Critique : La Demoiselle d'honneur

Sandy Gillet | 4 novembre 2004
Sandy Gillet | 4 novembre 2004

La première constatation que l'on peut faire à la vision du dernier Chabrol, c'est que l'on est en terrain connu. Un peu à l'image de cette province conservatrice et repliée sur elle-même que brocarde à longueur de films le cinéaste, La Demoiselle d'honneur sent un peu le formol que la jeunesse de son casting sauve in extremis de l'ennui. Nouvelle adaptation d'un roman de Ruth Rendell (auteur britannique à succès qui a déjà inspiré des cinéastes tels que Claude Miller pour Betty Fisher et autres histoires, ou encore Pedro Almodovar avec En chair et en os), que Chabrol avait déjà croisé avec La Cérémonie, son dernier grand film, La Demoiselle d'honneur prend cette fois pour cadre la « joyeuse » banlieue nantaise et raconte l'histoire de Philippe, un cadre commercial qui vit avec sa mère et ses sœurs, dont l'existence bien rangée va basculer au contact de Senta, une demoiselle d'honneur rencontrée lors du mariage de sa sœur aînée.
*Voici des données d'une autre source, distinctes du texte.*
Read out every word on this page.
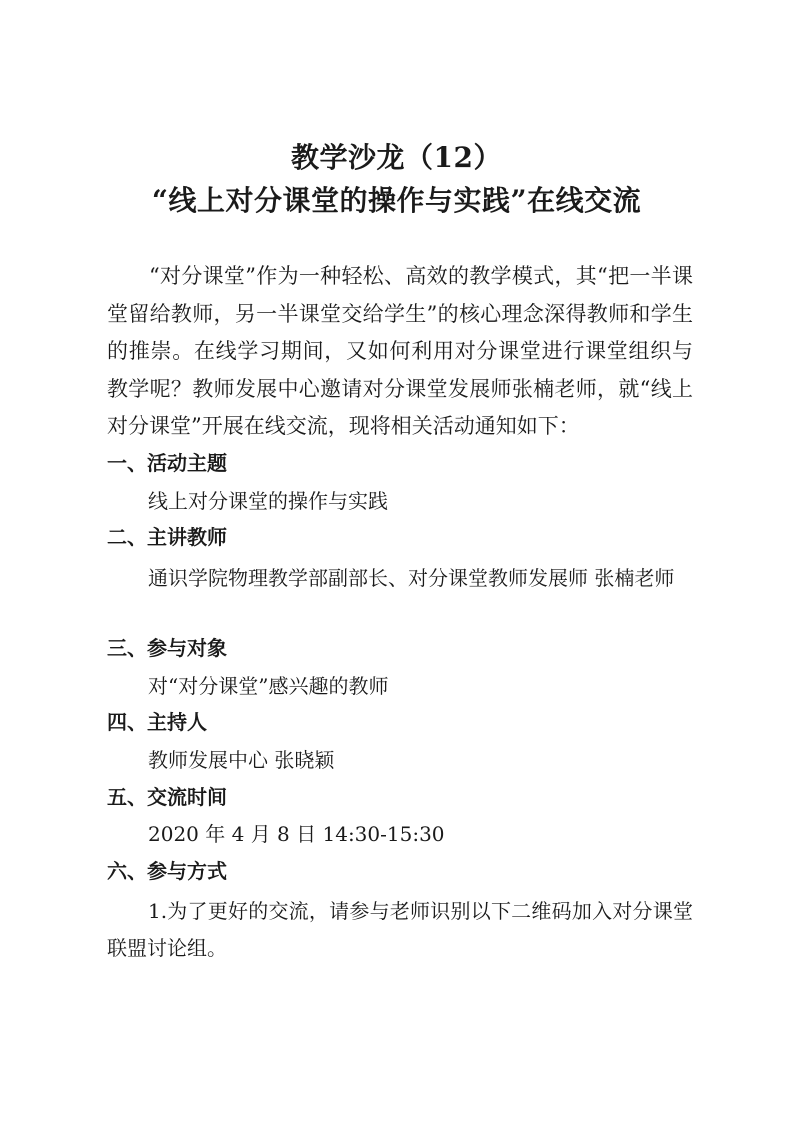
教学沙龙（12）
“线上对分课堂的操作与实践”在线交流
“对分课堂”作为一种轻松、高效的教学模式，其“把一半课堂留给教师，另一半课堂交给学生”的核心理念深得教师和学生的推崇。在线学习期间，又如何利用对分课堂进行课堂组织与教学呢？教师发展中心邀请对分课堂发展师张楠老师，就“线上对分课堂”开展在线交流，现将相关活动通知如下：
一、活动主题
线上对分课堂的操作与实践
二、主讲教师
通识学院物理教学部副部长、对分课堂教师发展师 张楠老师
三、参与对象
对“对分课堂”感兴趣的教师
四、主持人
教师发展中心 张晓颖
五、交流时间
2020 年 4 月 8 日 14:30-15:30
六、参与方式
1.为了更好的交流，请参与老师识别以下二维码加入对分课堂联盟讨论组。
Le cinéma contemporain de Chabrol se nourrit de ces rencontres antinomiques qui renferment en leur sein tout le potentiel dramatique voire tragique de l'histoire, et qui débouchent forcément sur la même thématique du conflit (conflit générationnel dans La Fleur du mal, conflit de classes dans La Cérémonie, conflit au sein d'un couple avec L'Enfer…). Ce qui change ici, en fait, c'est la volonté affirmée de ne plus faire reposer l'histoire sur un quelconque suspense (on perçoit le dénouement et le sens que veut en donner Chabrol dès la rencontre, qui se situe à la fin du premier tiers du film), mais uniquement sur une atmosphère lourde, signifiante et pesante.

À ce titre, la maison où habite Senta, véritable troisième personnage du film, concourt à ce sentiment puisqu'il reflète et symbolise parfaitement l'état d'esprit de sa propriétaire aux traits pour le coup excellemment bien définis. En effet, si l'on peut être dubitatif quant à la prestation de Magimel, que le scénario et les dialogues n'aident vraiment pas à rendre crédible, et remarquer l'aisance toujours aussi raffinée du regard porté par Chabrol sur ses personnages secondaires (Michel Duchaussoy en clochard improbable, en tête), on reste pantois devant le jeu remarquable d'une Laura Smet en femme « fatale ».
Déjà remarquée dans le petit bijou qu'était Les Corps impatients, de Xavier Gianolli, qu'elle habitait littéralement d'une grâce élégiaque, Laura Smet confirme ici son penchant pour les rôles sombres et décalés, ne recherchant à aucun moment la facilité, et délivrant in fine quelque chose qui se rapproche littéralement d'une interprétation sous le signe d'une sensualité viscéralement organique et entière.

En cela, et en cela seulement, La Demoiselle d'honneur touche au but. Le reste est un film de Chabrol en mode mineur qui, s'il ne semble pas avoir complètement perdu le fil de son cinéma, ne cherche sûrement pas à le transcender, et encore moins à le renouveler.